Petherbridge blends autobiographical recollections with snatches from his unseen Lear, shaking them around to create an unlikely but juicy cocktail. Paul Hunter plays several characters: among them are Petherbridge’s doctor and mother, as well as Laurence Olivier and a theatre director whose manner put me in mind of Rhys Darby’s hapless fixer Murray Hewitt in Flight of the Conchords. The results are charming, sometimes very funny and occasionally bizarre.

On a sloping set designed by Michael Vale, the two actors evoke a lopsided world. This is obviously an image of Petherbridge’s post-stroke existence but it’s also a vision of the peculiarities of theatre. My Perfect Mind sometimes feels like a critique of stage lore and actors’ arcane practices — from the conventions of the rehearsal room to the limitations of mime — and as such it will probably appeal most to theatre junkies.

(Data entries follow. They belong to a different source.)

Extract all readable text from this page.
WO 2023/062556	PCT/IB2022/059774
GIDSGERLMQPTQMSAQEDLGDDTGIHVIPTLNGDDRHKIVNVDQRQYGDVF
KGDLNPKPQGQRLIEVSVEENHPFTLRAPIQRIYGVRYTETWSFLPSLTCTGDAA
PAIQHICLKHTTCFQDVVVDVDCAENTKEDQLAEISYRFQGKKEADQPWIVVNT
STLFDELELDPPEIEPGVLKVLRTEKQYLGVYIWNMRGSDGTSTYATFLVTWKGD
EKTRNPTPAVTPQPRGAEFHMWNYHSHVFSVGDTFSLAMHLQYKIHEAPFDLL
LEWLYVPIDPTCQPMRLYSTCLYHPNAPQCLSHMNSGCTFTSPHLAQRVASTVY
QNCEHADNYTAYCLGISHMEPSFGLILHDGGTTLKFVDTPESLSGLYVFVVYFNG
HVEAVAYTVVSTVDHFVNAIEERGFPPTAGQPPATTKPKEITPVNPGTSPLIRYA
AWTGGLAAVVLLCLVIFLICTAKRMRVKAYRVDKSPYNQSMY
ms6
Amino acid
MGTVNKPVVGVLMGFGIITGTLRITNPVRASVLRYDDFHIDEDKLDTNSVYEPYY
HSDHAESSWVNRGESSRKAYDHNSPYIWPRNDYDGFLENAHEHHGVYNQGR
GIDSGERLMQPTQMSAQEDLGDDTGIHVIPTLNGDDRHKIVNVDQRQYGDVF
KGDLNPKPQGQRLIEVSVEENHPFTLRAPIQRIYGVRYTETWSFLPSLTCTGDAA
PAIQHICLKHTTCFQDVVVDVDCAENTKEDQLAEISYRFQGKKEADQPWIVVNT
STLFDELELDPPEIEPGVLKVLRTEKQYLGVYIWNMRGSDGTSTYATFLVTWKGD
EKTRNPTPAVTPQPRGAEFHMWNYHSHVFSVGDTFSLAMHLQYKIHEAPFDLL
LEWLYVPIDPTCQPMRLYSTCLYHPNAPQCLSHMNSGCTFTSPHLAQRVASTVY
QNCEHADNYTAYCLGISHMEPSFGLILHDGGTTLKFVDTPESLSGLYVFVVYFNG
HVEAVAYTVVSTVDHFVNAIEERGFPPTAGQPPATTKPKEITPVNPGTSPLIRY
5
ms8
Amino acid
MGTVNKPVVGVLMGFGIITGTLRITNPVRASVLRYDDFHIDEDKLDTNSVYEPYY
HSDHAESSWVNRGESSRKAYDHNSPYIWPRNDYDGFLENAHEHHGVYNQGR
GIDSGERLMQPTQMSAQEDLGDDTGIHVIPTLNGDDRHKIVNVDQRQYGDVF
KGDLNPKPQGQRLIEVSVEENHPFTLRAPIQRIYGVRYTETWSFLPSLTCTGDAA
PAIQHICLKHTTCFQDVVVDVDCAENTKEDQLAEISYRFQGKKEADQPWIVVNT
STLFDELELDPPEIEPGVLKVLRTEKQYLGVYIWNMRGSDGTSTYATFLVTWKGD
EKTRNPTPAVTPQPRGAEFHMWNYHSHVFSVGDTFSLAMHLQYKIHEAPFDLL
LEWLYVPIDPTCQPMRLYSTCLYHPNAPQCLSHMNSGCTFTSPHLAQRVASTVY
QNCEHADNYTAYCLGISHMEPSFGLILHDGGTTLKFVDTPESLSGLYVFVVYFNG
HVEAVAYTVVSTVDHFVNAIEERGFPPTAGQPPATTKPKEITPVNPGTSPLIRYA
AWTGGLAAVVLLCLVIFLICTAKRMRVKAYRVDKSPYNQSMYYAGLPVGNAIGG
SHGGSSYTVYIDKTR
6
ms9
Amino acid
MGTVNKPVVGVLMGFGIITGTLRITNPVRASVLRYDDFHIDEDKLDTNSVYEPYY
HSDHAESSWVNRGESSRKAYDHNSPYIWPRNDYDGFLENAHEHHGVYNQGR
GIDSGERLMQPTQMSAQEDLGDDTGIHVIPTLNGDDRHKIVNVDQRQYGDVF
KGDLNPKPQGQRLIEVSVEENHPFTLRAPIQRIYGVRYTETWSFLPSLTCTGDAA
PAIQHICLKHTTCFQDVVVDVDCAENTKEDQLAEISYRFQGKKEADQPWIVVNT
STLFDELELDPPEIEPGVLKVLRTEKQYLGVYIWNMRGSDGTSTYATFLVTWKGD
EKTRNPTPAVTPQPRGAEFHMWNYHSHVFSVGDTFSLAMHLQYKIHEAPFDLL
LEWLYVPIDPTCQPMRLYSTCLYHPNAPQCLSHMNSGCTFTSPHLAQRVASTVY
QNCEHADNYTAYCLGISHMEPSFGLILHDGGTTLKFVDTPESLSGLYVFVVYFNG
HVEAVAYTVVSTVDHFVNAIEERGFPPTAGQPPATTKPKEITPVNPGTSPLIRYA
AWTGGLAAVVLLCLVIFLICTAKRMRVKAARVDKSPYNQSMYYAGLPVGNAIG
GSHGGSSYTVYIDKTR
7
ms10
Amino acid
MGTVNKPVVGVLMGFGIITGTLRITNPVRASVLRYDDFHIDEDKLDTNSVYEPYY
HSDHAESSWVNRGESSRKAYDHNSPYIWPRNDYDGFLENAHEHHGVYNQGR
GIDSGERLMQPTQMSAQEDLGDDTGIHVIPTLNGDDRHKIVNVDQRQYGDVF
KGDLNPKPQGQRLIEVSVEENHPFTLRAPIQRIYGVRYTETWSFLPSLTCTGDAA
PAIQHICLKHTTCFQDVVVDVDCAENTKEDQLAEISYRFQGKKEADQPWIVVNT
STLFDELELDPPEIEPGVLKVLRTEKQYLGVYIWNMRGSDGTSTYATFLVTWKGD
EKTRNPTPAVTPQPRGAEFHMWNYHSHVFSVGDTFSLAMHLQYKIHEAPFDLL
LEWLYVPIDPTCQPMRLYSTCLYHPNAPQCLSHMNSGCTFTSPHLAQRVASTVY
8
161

Certainly there are moments where the show edges towards being a parody of a high-concept dramatic provocation. Yet it is much more than that, suggesting among other things the way performers are haunted — not just by the achievements of their predecessors but by ghostly intimations of where their own careers might have led.

It’s a celebration of theatre’s special capacity to “stab at the truth” in a way that often seems difficult in real life.

There is a carefully managed chaos in Kathryn Hunter’s production. Paul Hunter treads a fine line between zany charisma and clownish excess.

Meanwhile, Petherbridge gives a layered performance that combines candour, wit, quizzical vagueness and a dry dignity. His understated yet heartfelt work is essential to the success of this playful and highly unusual piece.